With all the flooding in the Midwest in recent weeks, I recalled this photo of a flood in Rondout, circa 1938.
It's a striking image with the steam engine barreling through the floodwaters and an unidentified man in coveralls holding his dog.
The tiny, unincorporated Rondout is located between Knollwood and Libertyville along Route 176. It grew around the railroad lines that passed through it and was originally an agricultural area known as Sulphur Glen. It was supposedly renamed Rondout when a business from Rondout, New York considered moving there.
The site is famous for the largest train robbery in U.S. history which occurred there on the night of June 12, 1924. Chicago gangsters, including the Newton Boys out of Texas, stopped a U.S. postal train on the Chicago, Milwaukee and St.
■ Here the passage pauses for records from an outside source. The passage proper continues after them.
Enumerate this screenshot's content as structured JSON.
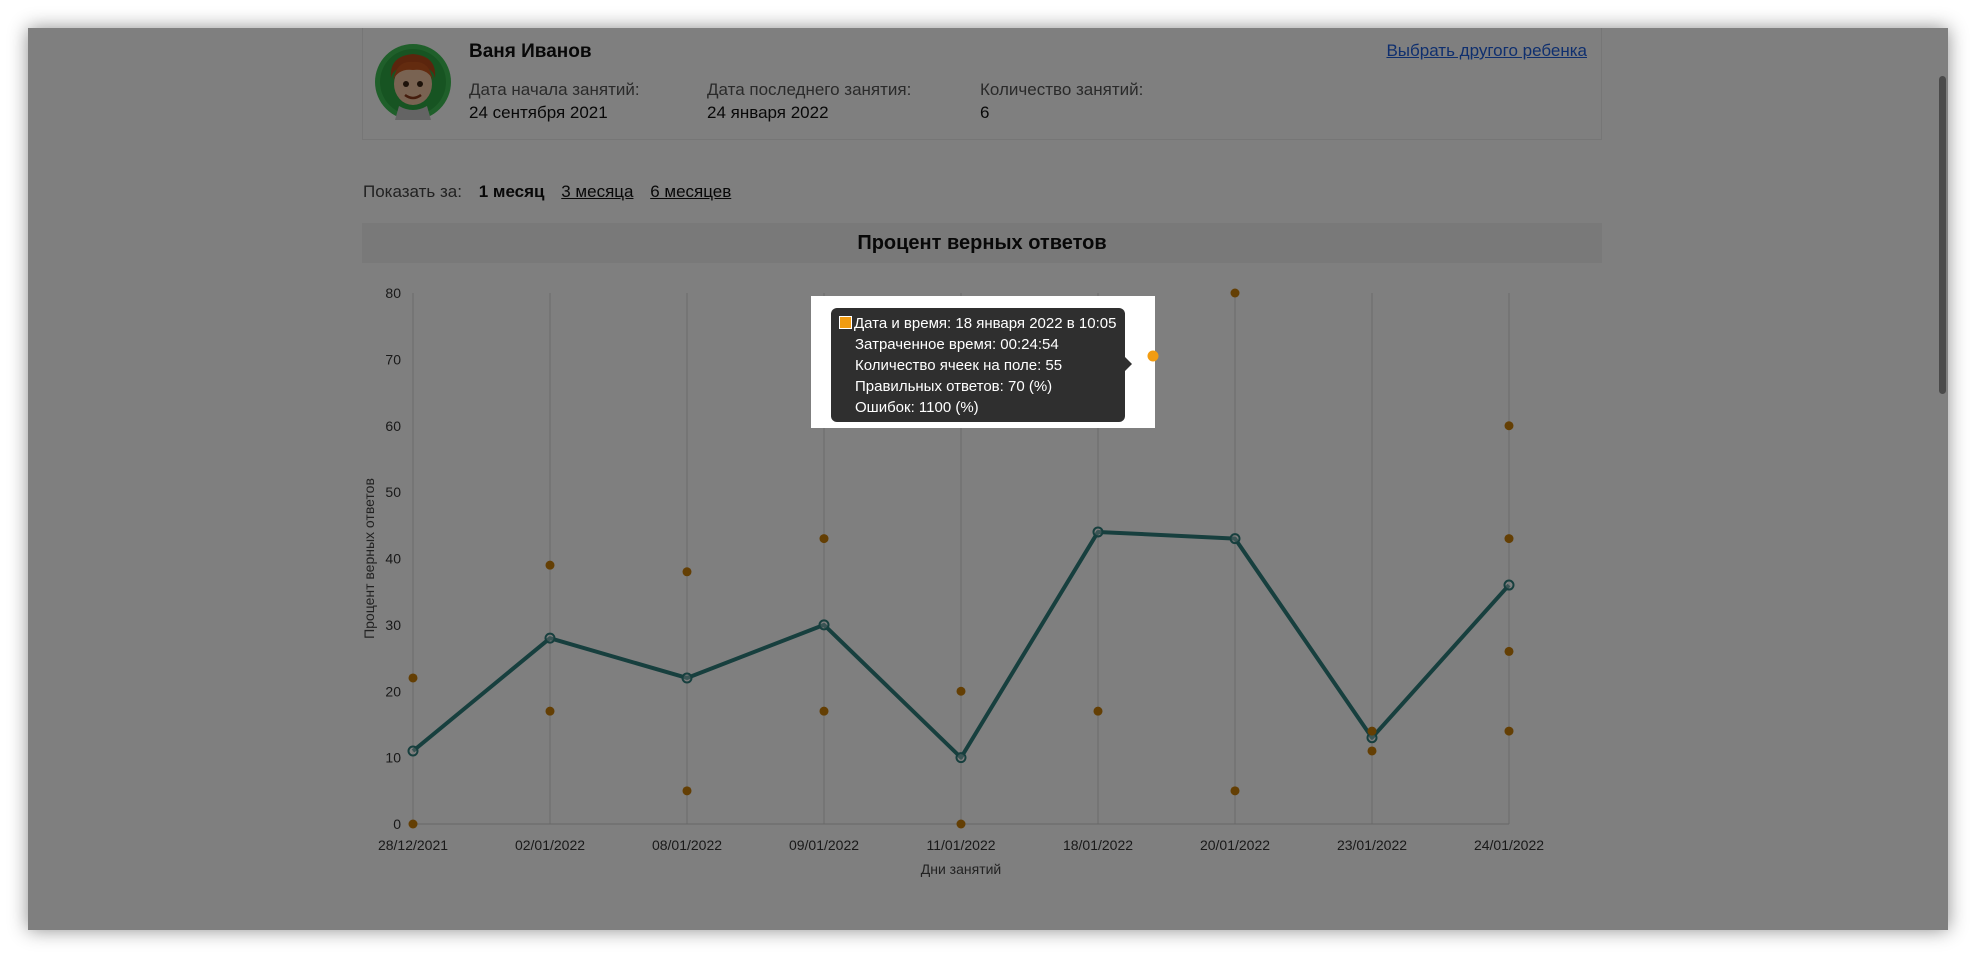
{
  "profile": {
    "name": "Ваня Иванов",
    "start_label": "Дата начала занятий:",
    "start_value": "24 сентября 2021",
    "last_label": "Дата последнего занятия:",
    "last_value": "24 января 2022",
    "count_label": "Количество занятий:",
    "count_value": "6",
    "change_child_link": "Выбрать другого ребенка"
  },
  "period": {
    "label": "Показать за:",
    "options": [
      "1 месяц",
      "3 месяца",
      "6 месяцев"
    ],
    "active": "1 месяц"
  },
  "colors": {
    "line_series": "#2e7f7d",
    "point_series": "#c87e08",
    "tooltip_marker": "#f29c12",
    "link": "#1f5fdc"
  },
  "chart_data": {
    "type": "line",
    "title": "Процент верных ответов",
    "xlabel": "Дни занятий",
    "ylabel": "Процент верных ответов",
    "ylim": [
      0,
      80
    ],
    "yticks": [
      0,
      10,
      20,
      30,
      40,
      50,
      60,
      70,
      80
    ],
    "grid": "vertical",
    "categories": [
      "28/12/2021",
      "02/01/2022",
      "08/01/2022",
      "09/01/2022",
      "11/01/2022",
      "18/01/2022",
      "20/01/2022",
      "23/01/2022",
      "24/01/2022"
    ],
    "series": [
      {
        "kind": "line",
        "values": [
          11,
          28,
          22,
          30,
          10,
          44,
          43,
          13,
          36
        ]
      },
      {
        "kind": "points",
        "points": [
          {
            "x": "28/12/2021",
            "y": 22
          },
          {
            "x": "28/12/2021",
            "y": 0
          },
          {
            "x": "02/01/2022",
            "y": 39
          },
          {
            "x": "02/01/2022",
            "y": 17
          },
          {
            "x": "08/01/2022",
            "y": 38
          },
          {
            "x": "08/01/2022",
            "y": 5
          },
          {
            "x": "09/01/2022",
            "y": 43
          },
          {
            "x": "09/01/2022",
            "y": 17
          },
          {
            "x": "11/01/2022",
            "y": 20
          },
          {
            "x": "11/01/2022",
            "y": 0
          },
          {
            "x": "18/01/2022",
            "y": 70
          },
          {
            "x": "18/01/2022",
            "y": 17
          },
          {
            "x": "20/01/2022",
            "y": 80
          },
          {
            "x": "20/01/2022",
            "y": 5
          },
          {
            "x": "23/01/2022",
            "y": 14
          },
          {
            "x": "23/01/2022",
            "y": 11
          },
          {
            "x": "24/01/2022",
            "y": 60
          },
          {
            "x": "24/01/2022",
            "y": 43
          },
          {
            "x": "24/01/2022",
            "y": 26
          },
          {
            "x": "24/01/2022",
            "y": 14
          }
        ]
      }
    ],
    "tooltip": {
      "point": {
        "x": "18/01/2022",
        "y": 70
      },
      "lines": [
        "Дата и время: 18 января 2022 в 10:05",
        "Затраченное время: 00:24:54",
        "Количество ячеек на поле: 55",
        "Правильных ответов: 70 (%)",
        "Ошибок: 1100 (%)"
      ]
    }
  }
}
Paul Railroad and stole an estimated $3 million in cash, bonds and jewelry. The crime was master-minded from the inside by U.S. postal inspector, William Fahy.
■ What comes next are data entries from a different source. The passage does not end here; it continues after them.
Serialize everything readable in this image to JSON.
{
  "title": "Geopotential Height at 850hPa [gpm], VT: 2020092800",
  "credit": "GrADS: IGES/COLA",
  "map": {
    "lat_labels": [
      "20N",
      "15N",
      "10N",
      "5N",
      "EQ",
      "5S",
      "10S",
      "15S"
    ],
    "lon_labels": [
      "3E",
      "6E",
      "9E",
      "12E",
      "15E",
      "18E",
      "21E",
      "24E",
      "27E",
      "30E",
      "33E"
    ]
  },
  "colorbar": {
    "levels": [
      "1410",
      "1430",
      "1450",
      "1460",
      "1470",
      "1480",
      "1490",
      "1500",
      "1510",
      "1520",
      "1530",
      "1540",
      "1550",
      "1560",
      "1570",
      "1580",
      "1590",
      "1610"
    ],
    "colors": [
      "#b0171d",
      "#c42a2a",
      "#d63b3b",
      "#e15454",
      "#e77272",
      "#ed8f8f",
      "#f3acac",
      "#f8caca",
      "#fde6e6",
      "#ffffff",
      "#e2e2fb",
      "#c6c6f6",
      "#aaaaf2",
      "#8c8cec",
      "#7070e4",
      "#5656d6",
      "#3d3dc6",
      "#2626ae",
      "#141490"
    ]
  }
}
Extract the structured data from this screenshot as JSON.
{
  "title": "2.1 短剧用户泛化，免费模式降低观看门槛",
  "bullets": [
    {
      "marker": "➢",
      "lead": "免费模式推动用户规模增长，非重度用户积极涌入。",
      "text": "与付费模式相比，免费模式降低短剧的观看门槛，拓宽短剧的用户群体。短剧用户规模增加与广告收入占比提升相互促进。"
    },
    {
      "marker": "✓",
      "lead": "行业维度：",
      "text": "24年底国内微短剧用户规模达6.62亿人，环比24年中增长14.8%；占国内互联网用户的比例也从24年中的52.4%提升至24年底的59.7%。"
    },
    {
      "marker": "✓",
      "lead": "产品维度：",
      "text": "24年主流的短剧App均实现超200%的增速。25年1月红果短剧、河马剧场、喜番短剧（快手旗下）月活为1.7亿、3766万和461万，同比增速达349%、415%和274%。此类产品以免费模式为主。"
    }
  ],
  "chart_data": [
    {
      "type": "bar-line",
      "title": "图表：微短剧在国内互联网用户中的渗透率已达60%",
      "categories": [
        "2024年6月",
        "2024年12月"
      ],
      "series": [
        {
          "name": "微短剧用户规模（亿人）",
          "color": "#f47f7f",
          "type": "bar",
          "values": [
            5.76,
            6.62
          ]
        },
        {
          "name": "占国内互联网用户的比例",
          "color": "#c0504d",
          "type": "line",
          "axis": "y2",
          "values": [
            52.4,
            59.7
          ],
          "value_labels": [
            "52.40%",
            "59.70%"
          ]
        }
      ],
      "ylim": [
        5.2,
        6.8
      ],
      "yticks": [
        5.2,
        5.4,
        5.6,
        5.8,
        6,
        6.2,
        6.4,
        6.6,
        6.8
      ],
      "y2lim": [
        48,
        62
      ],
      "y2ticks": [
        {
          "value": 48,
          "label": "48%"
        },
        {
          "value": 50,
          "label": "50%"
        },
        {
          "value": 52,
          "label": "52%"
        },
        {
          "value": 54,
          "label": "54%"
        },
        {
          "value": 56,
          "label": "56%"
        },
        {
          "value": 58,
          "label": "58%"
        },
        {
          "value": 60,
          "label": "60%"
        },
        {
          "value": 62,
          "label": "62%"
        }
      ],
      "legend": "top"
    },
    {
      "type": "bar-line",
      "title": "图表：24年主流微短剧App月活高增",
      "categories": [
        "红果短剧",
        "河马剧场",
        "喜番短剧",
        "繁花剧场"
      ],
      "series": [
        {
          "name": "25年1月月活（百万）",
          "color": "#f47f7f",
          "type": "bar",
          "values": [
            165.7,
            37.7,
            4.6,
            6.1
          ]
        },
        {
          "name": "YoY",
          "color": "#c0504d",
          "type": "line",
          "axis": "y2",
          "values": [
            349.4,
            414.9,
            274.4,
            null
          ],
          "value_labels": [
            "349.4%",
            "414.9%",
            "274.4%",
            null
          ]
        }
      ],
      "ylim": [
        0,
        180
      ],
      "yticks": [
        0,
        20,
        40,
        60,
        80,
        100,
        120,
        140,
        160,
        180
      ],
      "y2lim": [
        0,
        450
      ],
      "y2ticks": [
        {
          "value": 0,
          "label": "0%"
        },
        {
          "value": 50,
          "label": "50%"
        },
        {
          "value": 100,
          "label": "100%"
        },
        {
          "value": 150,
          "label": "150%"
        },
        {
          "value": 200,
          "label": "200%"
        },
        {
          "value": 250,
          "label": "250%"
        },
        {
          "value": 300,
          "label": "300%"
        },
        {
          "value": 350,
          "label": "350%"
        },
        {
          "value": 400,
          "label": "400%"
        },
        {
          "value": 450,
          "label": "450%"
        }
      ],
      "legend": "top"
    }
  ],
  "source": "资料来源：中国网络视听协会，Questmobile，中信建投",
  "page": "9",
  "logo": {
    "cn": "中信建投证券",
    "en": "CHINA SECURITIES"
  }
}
Gang members (minus Fahy) boarded the train wearing gas masks and carrying revolvers at the Buckley Road crossing near Rondout. During the hold-up one of the gang, J.H. Wayne, was shot by another gang member when he was mistaken for part of the train crew. The injured man was seen in Chicago and reported to authorities.
Headlines for June 15 from the Chicago Tribune read “Dying Man Gives Clew [sic] to Mail Robbers and Loot.” Within a few days most of the gang were arrested, and by August, Fahy was arrested, too. All were found guilty and sentenced from three to twenty-five years in prison.
To this day, more than $1 million has never been recovered.